What is holiday pay?

Holiday pay

Holiday pay is not just a payment to employees while on annual leave. Holiday pay implies multiple meanings:

  • The leave payment while an employee is on annual leave or public holiday.
  • 8% of their gross earnings to casual employees at the end of engagement.
  • 8% of their gross earnings to permanent employees during 12-month period from their start.

Ordinary weekly pay and Average weekly earnings

An employee on annual leave must get paid more than Ordinary weekly pay and Average weekly earnings.

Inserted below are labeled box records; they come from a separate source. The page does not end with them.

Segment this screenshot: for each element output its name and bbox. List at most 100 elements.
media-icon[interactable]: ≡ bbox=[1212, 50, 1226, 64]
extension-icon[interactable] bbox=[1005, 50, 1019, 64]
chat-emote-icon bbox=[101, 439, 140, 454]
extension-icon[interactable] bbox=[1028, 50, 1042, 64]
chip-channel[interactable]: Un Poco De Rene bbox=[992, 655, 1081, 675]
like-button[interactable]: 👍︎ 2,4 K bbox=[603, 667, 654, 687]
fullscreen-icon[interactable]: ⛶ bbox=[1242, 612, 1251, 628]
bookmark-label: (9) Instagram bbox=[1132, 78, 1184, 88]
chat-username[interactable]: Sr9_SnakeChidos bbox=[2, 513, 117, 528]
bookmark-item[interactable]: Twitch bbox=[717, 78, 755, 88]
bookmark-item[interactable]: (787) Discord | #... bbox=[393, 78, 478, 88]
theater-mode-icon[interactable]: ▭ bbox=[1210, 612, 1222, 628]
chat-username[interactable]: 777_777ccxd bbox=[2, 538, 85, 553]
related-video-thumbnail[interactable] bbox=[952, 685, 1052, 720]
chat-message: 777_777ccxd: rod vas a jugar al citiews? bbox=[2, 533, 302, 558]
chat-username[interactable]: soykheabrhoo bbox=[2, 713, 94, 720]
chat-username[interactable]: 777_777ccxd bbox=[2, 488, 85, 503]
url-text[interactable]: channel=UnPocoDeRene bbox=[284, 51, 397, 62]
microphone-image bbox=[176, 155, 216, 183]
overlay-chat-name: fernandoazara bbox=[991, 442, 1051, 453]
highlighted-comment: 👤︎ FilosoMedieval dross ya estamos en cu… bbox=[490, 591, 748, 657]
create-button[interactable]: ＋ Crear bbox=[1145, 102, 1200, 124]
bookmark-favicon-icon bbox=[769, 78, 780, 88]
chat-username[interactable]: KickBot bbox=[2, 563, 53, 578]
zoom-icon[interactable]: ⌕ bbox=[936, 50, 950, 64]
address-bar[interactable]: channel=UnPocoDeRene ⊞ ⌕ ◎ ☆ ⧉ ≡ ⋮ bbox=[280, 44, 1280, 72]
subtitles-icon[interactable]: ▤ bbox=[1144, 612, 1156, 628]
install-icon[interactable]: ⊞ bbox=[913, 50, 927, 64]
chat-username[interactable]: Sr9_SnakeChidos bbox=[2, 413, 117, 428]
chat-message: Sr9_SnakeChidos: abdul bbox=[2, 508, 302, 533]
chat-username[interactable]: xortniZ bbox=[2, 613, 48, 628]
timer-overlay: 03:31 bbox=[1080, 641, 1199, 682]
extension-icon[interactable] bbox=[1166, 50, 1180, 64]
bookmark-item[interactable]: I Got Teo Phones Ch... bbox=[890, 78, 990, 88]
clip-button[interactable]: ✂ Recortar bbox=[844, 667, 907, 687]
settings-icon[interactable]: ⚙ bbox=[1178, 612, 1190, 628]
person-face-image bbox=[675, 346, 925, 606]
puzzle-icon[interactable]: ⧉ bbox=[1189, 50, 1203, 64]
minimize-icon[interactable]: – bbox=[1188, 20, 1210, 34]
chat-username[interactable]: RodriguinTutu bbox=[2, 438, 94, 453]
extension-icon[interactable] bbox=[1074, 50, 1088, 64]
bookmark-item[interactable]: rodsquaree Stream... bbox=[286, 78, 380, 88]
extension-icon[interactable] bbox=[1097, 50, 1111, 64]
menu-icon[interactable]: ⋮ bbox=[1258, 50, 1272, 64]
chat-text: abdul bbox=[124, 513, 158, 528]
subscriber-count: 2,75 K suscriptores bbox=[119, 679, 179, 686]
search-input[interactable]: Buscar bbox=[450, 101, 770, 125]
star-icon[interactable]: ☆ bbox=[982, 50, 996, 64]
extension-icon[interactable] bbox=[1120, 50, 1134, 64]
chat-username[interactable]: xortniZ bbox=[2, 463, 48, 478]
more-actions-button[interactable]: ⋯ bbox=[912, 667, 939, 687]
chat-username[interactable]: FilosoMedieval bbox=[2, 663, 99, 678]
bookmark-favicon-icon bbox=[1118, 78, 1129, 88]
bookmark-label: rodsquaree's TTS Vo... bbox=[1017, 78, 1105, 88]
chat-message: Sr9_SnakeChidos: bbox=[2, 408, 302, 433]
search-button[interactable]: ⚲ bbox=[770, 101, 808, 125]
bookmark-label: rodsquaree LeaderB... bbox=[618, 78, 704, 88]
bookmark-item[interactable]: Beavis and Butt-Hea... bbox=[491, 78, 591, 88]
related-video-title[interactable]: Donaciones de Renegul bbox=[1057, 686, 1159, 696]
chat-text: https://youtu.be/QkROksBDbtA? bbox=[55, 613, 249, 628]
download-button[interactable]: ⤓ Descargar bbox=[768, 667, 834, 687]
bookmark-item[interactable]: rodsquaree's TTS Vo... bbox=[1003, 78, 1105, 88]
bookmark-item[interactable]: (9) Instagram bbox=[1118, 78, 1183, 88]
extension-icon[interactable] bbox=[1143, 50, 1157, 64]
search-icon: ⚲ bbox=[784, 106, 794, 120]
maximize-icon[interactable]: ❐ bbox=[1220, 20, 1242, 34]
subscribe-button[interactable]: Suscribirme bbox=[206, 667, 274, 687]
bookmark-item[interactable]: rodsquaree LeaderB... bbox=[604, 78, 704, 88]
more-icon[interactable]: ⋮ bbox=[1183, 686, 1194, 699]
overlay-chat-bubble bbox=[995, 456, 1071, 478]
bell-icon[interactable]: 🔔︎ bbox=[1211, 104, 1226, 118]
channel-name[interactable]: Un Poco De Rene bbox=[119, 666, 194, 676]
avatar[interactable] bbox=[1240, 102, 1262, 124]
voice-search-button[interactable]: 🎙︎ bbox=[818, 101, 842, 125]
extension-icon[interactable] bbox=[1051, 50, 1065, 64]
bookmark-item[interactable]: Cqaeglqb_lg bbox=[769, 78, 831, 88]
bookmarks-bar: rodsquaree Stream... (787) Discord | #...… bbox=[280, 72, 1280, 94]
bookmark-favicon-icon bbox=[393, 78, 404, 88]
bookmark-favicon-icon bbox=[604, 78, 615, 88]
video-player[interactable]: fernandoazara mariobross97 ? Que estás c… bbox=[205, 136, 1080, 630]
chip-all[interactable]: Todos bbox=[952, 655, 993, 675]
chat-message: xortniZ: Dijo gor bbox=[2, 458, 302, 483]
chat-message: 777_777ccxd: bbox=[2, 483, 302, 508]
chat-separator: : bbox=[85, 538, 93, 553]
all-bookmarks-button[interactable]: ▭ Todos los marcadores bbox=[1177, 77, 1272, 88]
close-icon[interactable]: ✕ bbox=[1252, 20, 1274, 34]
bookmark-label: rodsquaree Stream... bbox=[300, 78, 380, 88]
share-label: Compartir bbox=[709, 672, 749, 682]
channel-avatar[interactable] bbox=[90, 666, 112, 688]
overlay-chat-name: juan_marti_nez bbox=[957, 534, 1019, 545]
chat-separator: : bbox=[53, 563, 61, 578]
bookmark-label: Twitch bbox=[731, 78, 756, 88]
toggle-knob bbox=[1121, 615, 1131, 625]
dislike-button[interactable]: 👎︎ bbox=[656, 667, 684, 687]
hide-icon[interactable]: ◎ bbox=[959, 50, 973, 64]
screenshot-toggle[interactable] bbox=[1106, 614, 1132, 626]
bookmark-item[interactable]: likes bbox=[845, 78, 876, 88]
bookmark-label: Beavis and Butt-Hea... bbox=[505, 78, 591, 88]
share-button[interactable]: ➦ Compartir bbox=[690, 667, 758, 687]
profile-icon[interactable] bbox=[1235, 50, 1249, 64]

  • Ordinary weekly pay is the amount that employee receive for an ordinary working week. It includes productivity and incentive payments, such as commission, regular overtime, and cash value of board for employee’s package. But it does not include discretionary and one-off payments.
  • Average weekly earnings are the gross earnings for the previous 12months, divided by 52. These include paid leave, certain allowances, overtime productivity, and incentive payments, such as commission, first-week compensation for a work-related injury, and the cash value of board for employee’s package. But these do not include payments not covered by the employment agreement, such as discretionary payments, weekly compensation from ACC, and reimbursement payments or allowances for work-related expenses, such as business trips, meal, and tool allowances.

Payment

Holiday pay has to be paid if employees are entitled to be paid holiday pay before starting a period of annual leave, unless employees agree that they are to be paid on the day they would normally be paid if they were not on leave or the employees were terminated from employment.

  • Holiday pay on termination: If the employee’s employment terminates within 12months or before the employee qualifies for annual leave, 8% of gross earnings must be added to their final pay. Any payment for holidays taken in advance, and any holiday pay which has been paid with ordinary pay should be deducted.
  • Pay as you go: Holiday pay can be included in ordinary pay if there is a genuine fixed-term employment agreement for less than 12 months or it is impractical to provide 4 weeks annual leave because the work is too irregular. For holiday pay in ordinary pay, it should be agreed to in the employment agreement. The payment should be an identifiable (e.g. noted on the pay slip) and at least 8% of gross earnings.

If you used “pay as you go” holiday pay incorrectly, and employees works for more than 12months, the employee will be entitled 4 weeks paid annual leave, even if they received holiday pay during the first period. It means they get paid twice for annual leave earned in the first year.